The Transatlantic Dialogue on Terrorism seeks to identify common counterterrorism priorities among its American and European participants and also highlight areas where consensus is lacking. The project’s format involves a series of closed roundtables, alternating between the United States and Europe, involving the leading researchers, intelligence and security professionals, academics and journalists in the field.
The discussion has so far addressed a broad array of issues including the rise of non-state actors, the question of root causes, and the significance of diaspora populations. Phase One of the Transatlantic Dialogue on Terrorism took place over a period from December 2003 to May 2004 and concluded with the release of its initial findings in August. The second and third sessions within Phase One focused on four key factors judged to be critical contributors to the radicalization of Islam: poverty and development assistance, the role of Muslim NGOs, demographic trends, and the radicalization of education.
Phase Two consisted of meetings in Berlin, Washington, DC, The Hague, New York, and Australia throughout 2005 and 2006. This portion of the TDT focused on issues including indigenous radicalism in Western Europe, the role of the Internet as a terrorist’s tool, the relationship between local conflicts and the global Islamist networks and perceptions of the Iraq War in the minds of American and European Muslim communities. Phase Two concluded with the publication of Currents and Crosscurrents of Radical Islamism in April 2006.
In February 2007, the TDT launched Phase Three with a meeting in Berlin, entitled "The Transatlantic Dialogue on Muslims in Europe: Dealing with, and Looking Beyond, the Terrorist Threat." The focus of this meeting shifted towards the situation facing Europe's Muslim communities in terms of economic advancement, social mobility, and political participation. The meeting resulted in the publication of Muslim Integration: Challenging Conventional Wisdom in Europe and the United States in September 2007. The report consists of six papers by U.S. and European experts on immigration, demographics, and integration policy, and further explores these issues in the context of Muslim communities on both sides of the Atlantic.
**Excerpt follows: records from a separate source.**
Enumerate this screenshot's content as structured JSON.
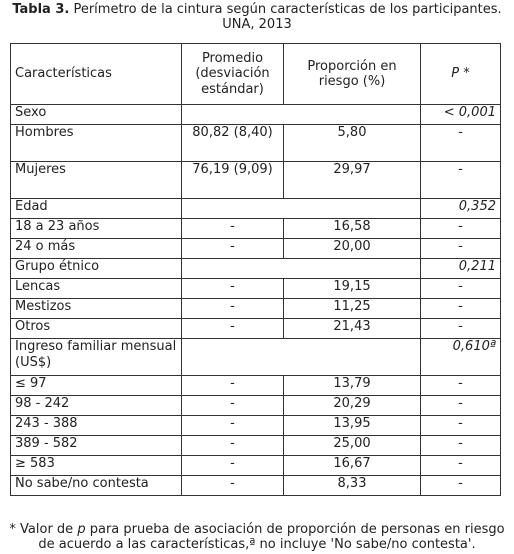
{
  "caption": {
    "label": "Tabla 3.",
    "text": " Perímetro de la cintura según características de los participantes.",
    "line2": "UNA, 2013"
  },
  "headers": {
    "characteristics": "Características",
    "average": "Promedio (desviación estándar)",
    "proportion": "Proporción en riesgo (%)",
    "p": "P *"
  },
  "rows": [
    {
      "label": "Sexo",
      "avg": "",
      "prop": "",
      "p": "< 0,001",
      "group": true
    },
    {
      "label": "Hombres",
      "avg": "80,82 (8,40)",
      "prop": "5,80",
      "p": "-"
    },
    {
      "label": "Mujeres",
      "avg": "76,19 (9,09)",
      "prop": "29,97",
      "p": "-"
    },
    {
      "label": "Edad",
      "avg": "",
      "prop": "",
      "p": "0,352",
      "group": true
    },
    {
      "label": "18 a 23 años",
      "avg": "-",
      "prop": "16,58",
      "p": "-"
    },
    {
      "label": "24 o más",
      "avg": "-",
      "prop": "20,00",
      "p": "-"
    },
    {
      "label": "Grupo étnico",
      "avg": "",
      "prop": "",
      "p": "0,211",
      "group": true
    },
    {
      "label": "Lencas",
      "avg": "-",
      "prop": "19,15",
      "p": "-"
    },
    {
      "label": "Mestizos",
      "avg": "-",
      "prop": "11,25",
      "p": "-"
    },
    {
      "label": "Otros",
      "avg": "-",
      "prop": "21,43",
      "p": "-"
    },
    {
      "label": "Ingreso familiar mensual (US$)",
      "avg": "",
      "prop": "",
      "p": "0,610ª",
      "group": true
    },
    {
      "label": "≤ 97",
      "avg": "-",
      "prop": "13,79",
      "p": "-"
    },
    {
      "label": "98 - 242",
      "avg": "-",
      "prop": "20,29",
      "p": "-"
    },
    {
      "label": "243 - 388",
      "avg": "-",
      "prop": "13,95",
      "p": "-"
    },
    {
      "label": "389 - 582",
      "avg": "-",
      "prop": "25,00",
      "p": "-"
    },
    {
      "label": "≥ 583",
      "avg": "-",
      "prop": "16,67",
      "p": "-"
    },
    {
      "label": "No sabe/no contesta",
      "avg": "-",
      "prop": "8,33",
      "p": "-"
    }
  ],
  "footnote": {
    "star": "* Valor de ",
    "p": "p",
    "rest1": " para prueba de asociación de proporción de personas en riesgo",
    "line2": "de acuerdo a las características,ª no incluye 'No sabe/no contesta'."
  }
}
In the spring of 2008, the TDT paired with the CSIS Human Rights and Secuirty Initiative to host a Berlin conference under the aegis of the Transatlantic Policy Dialogue on Human Rights and Counterterrorism. This initiative examines the cross-section of human rights and counterterrorism policy by bringing together experts from the policy, security, nongovernmental, and legal communities. By operating under the premise that human rights are compatible with effective counterterrorism efforts, the TPD seeks to increase the level of international cooperation in promoting human rights as a critical component of national and intenrational security. The latest, on-going phase of the project compares best practices in U.S. and European counterterrorism policies.